The Americans accepted from the beginning the edict on squadron flying. It was as much a part of their training as field-manœuvres for the infantry. And because they had no golden days of derring-do to look back upon, they did less grumbling. Besides, there was always the chance of getting lost, and patrols offered some good opportunities to the venturesome.

The air service had at this time an extra distinction. They were the only arm of America's service that had really impressed the Germans. The German experts, as they spoke through their newspapers, were contemptuous of the army and all its works. They maintained that it would be impossible for American transports to bring more than half a million men to France, if they tried forever, because the submarines would add to the inherent difficulties, and make "American participation" of less actual menace than that of Roumania.

The Frankfurter Zeitung said: "There is no doubt that the Entente lay great stress on American assistance on this point (air warfare). Nor do we doubt that the technical resources of the enemy will achieve brilliant work in this branch. But all this has its limits ... in this field, superiority in numbers is by no means decisive. Quality and the men are what decide."

Major Hoffe, of the German General Staff, wrote in the Weser Zeitung: "The only American help seriously to be reckoned with is aerial aid."

There was a quantity of such talk. Incidentally, the same experts who limited America's troops to half a million in France at the most indulgent estimate, said, over and over, that a million were to be feared, just the number announced to be in France by President Wilson one year from the time of the first debarkation.

The aviators worked hard enough to deserve the German honor. In the French school supervised by the Americans the schedule would have furnished Dickens some fine material for pathos.

The day began at 4 A. M., with a little coffee for an eye-opener. The working-day began in the fields at 5 sharp. If the weather permitted there were flights till 11, when the pupil knocked off for a midday meal. He was told to sleep then till 4 in the afternoon, when flying recommenced, and continued till 8.30. The rest of his time was all his own. He spent it getting to bed.

There was an average of four months under this régime. The flier began on the ground, and for weeks he was permitted no more than a dummy machine, which wobbled along the ground like a broken-winged duck, and this he used to learn levers and mechanics—those things he had toiled over on paper before he was even allowed on the field.

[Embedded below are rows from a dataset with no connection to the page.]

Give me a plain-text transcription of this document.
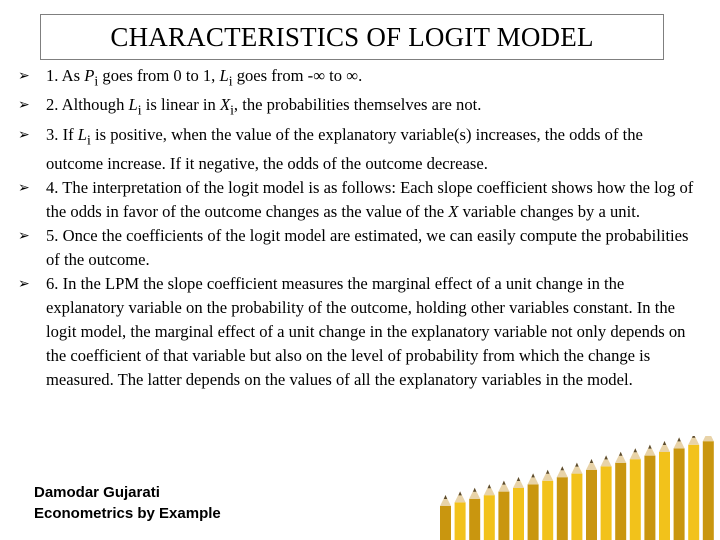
CHARACTERISTICS OF LOGIT MODEL
➢ 1. As $P_i$ goes from 0 to 1, $L_i$ goes from -∞ to ∞.
➢ 2. Although $L_i$ is linear in $X_i$, the probabilities themselves are not.
➢ 3. If $L_i$ is positive, when the value of the explanatory variable(s) increases, the odds of the outcome increase. If it negative, the odds of the outcome decrease.
➢ 4. The interpretation of the logit model is as follows: Each slope coefficient shows how the log of the odds in favor of the outcome changes as the value of the X variable changes by a unit.
➢ 5. Once the coefficients of the logit model are estimated, we can easily compute the probabilities of the outcome.
➢ 6. In the LPM the slope coefficient measures the marginal effect of a unit change in the explanatory variable on the probability of the outcome, holding other variables constant. In the logit model, the marginal effect of a unit change in the explanatory variable not only depends on the coefficient of that variable but also on the level of probability from which the change is measured. The latter depends on the values of all the explanatory variables in the model.
Damodar Gujarati
Econometrics by Example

After a while he was permitted in the air with an instructor, and finally alone. There were creditably few disasters. For months there was never a casualty. But if a man had an accident it was a perfectly open-and-shut affair. Either he ruined himself or he escaped. It was part of the French system with men who escaped to send them right back into the air, as soon as they could breathe, so that the accident would not impair their flying-nerves.

After the three or four months of foundation work, if the term is not too inept for flying, the aviator had his final examination, a triangular flight of about ninety miles, with three landings. The landings are the great trick of flying. Like the old Irish story, it isn't the falling that hurts you, it's the sudden stop.